During the lip-sync contest, Alyssa completes splits and death drops, and Coco Montrese points to her mouth as she mouths fast lyrics.

=== Fashion ===
For the main stage, RuPaul wears a green dress and a long blonde wig. For the fashion show, Detox has a pink outfit with matching high-heeled shoes, a sombrero, and a red wig. Roxxxy Andrews and Alaska wear red dresses and dark wigs. Roxxxy Andrews also has a black corset and Alaska carries maracas. Alyssa Edwards has a black dress with red accents, as well as a hand fan and a dark wig. Coco Montrese wears a yellow jumpsuit with colorful flowers and large sleeves. Jinkx Monoson has a Day of the Dead-inspired look.

== Reception ==
Oliver Sava of The A.V. Club gave the episode a rating of 'B+'. Queerty called the lip-sync contest "rousing". E! said the lip-sync was "amplified" by the history and rivalry between Alyssa Edwards and Coco Montrese. E. Alex Jung gave the performance "honorable mention" in Vultures 2014 list of the show's ten best lip-syncs. Josh Lee ranked the contest third in Digital Spy's 2016 list of the show's ten best lip-syncs. Mikelle Street included Coco Montrese's performance in Out magazine's 2020 list of nine "lip syncs that prove you don't need stunts and reveals".

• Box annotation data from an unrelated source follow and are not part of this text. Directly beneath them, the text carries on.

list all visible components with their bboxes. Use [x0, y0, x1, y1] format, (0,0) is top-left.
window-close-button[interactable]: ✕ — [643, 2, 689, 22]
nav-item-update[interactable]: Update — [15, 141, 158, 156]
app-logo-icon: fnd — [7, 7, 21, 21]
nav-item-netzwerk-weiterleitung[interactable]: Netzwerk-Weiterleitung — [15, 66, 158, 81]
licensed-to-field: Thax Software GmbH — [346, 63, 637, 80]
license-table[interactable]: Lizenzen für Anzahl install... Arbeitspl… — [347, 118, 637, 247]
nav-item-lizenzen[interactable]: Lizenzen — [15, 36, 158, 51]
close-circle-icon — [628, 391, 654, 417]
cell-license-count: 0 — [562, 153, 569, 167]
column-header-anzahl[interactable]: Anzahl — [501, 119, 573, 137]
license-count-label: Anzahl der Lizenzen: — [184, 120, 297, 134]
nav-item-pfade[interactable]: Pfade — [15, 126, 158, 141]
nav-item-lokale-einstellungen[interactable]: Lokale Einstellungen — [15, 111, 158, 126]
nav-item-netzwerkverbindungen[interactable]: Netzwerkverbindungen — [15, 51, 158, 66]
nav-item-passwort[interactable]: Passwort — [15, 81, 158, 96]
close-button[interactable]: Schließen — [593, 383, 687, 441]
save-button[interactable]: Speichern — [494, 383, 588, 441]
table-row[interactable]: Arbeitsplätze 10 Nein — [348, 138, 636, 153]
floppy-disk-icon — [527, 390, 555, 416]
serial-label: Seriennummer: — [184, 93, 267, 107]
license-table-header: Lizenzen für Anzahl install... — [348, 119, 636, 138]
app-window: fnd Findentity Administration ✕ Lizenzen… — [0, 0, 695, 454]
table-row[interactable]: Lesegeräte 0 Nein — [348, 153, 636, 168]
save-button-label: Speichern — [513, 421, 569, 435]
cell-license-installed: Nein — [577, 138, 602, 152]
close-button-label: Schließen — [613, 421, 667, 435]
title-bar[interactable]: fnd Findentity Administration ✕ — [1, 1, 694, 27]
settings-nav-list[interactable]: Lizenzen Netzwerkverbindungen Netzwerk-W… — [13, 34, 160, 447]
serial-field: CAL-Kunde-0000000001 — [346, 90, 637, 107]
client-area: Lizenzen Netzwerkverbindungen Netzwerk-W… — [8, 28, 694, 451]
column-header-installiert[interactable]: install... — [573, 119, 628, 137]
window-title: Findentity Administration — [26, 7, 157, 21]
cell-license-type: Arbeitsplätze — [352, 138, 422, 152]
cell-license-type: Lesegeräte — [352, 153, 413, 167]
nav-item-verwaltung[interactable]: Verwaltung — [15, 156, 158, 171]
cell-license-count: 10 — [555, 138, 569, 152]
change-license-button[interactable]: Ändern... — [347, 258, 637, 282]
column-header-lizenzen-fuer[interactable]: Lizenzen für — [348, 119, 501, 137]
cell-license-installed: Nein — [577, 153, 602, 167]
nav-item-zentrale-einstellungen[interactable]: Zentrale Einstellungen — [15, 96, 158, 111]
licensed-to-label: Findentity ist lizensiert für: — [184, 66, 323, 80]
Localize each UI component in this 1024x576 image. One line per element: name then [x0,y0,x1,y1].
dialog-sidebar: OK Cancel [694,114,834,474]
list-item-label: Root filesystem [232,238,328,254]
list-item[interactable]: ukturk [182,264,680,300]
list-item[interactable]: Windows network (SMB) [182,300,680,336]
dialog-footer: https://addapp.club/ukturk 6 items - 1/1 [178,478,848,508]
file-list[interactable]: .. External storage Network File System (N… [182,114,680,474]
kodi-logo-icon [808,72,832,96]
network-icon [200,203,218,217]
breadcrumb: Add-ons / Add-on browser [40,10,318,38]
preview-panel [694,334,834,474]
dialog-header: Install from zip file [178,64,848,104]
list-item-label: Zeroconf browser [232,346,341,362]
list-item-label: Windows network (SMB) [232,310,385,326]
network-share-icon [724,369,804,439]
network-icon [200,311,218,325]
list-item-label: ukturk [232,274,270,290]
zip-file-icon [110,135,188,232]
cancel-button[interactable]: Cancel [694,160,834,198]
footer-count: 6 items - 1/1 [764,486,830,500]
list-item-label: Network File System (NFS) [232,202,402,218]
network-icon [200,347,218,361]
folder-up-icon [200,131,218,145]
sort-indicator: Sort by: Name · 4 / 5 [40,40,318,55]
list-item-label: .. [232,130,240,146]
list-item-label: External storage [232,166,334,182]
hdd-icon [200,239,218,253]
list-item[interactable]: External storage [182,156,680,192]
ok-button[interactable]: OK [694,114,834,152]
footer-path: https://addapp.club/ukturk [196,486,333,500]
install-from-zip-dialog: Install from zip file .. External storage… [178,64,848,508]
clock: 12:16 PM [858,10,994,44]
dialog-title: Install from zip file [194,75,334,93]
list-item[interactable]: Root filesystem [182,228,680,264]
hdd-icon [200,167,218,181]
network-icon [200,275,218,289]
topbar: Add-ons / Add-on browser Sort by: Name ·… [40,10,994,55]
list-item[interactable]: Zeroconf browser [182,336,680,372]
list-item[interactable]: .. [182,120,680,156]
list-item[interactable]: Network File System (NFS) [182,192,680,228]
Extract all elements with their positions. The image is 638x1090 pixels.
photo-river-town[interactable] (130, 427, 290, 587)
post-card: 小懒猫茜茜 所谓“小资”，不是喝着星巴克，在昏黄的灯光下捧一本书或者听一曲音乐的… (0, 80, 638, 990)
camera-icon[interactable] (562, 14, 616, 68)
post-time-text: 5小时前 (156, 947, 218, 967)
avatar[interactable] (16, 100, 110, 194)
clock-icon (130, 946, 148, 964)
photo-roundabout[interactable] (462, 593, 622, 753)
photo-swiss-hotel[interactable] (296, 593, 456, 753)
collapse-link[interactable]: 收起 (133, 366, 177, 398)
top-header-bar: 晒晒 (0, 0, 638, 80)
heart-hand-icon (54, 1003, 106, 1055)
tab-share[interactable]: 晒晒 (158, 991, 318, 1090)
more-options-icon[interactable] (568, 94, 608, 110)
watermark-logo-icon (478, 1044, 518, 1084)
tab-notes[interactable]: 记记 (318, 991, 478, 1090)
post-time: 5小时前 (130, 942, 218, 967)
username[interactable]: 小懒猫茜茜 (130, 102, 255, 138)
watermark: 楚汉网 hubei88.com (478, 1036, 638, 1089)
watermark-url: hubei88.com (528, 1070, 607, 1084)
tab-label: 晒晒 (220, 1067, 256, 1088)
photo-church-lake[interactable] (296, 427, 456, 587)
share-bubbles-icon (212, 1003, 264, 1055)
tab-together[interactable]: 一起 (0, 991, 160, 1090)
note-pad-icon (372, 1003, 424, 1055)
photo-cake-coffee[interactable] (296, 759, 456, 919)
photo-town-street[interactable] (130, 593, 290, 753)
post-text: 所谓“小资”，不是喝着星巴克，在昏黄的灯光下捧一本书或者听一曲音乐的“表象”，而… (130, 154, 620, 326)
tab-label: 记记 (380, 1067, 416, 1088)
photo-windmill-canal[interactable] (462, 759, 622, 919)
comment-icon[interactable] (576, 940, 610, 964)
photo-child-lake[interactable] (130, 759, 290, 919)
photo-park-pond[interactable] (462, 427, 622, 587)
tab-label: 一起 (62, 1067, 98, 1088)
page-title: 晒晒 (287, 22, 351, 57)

In 2022, Cailyn Szelinski of Screen Rant included the lip-sync in a list of the ten best Drag Race lip-syncs of all time, according to Reddit, and wrote: "Some things about RuPaul's Drag Race are fake, but one thing that isn't was the feud between Alyssa Edwards and Coco Montrese that resulted in one of the best lip-syncs on the show... Both queens pulled out all the stops, Alyssa turning big tricks and Coco using her outfit to pull focus. But when Coco literally pointed to her mouth to show the judges she knew every single word to Paula Abdul's difficult rap ... she secured the win." The website's Mariana Fernandes also included the contest in a 2022 list of the show's fifteen best lip-syncs.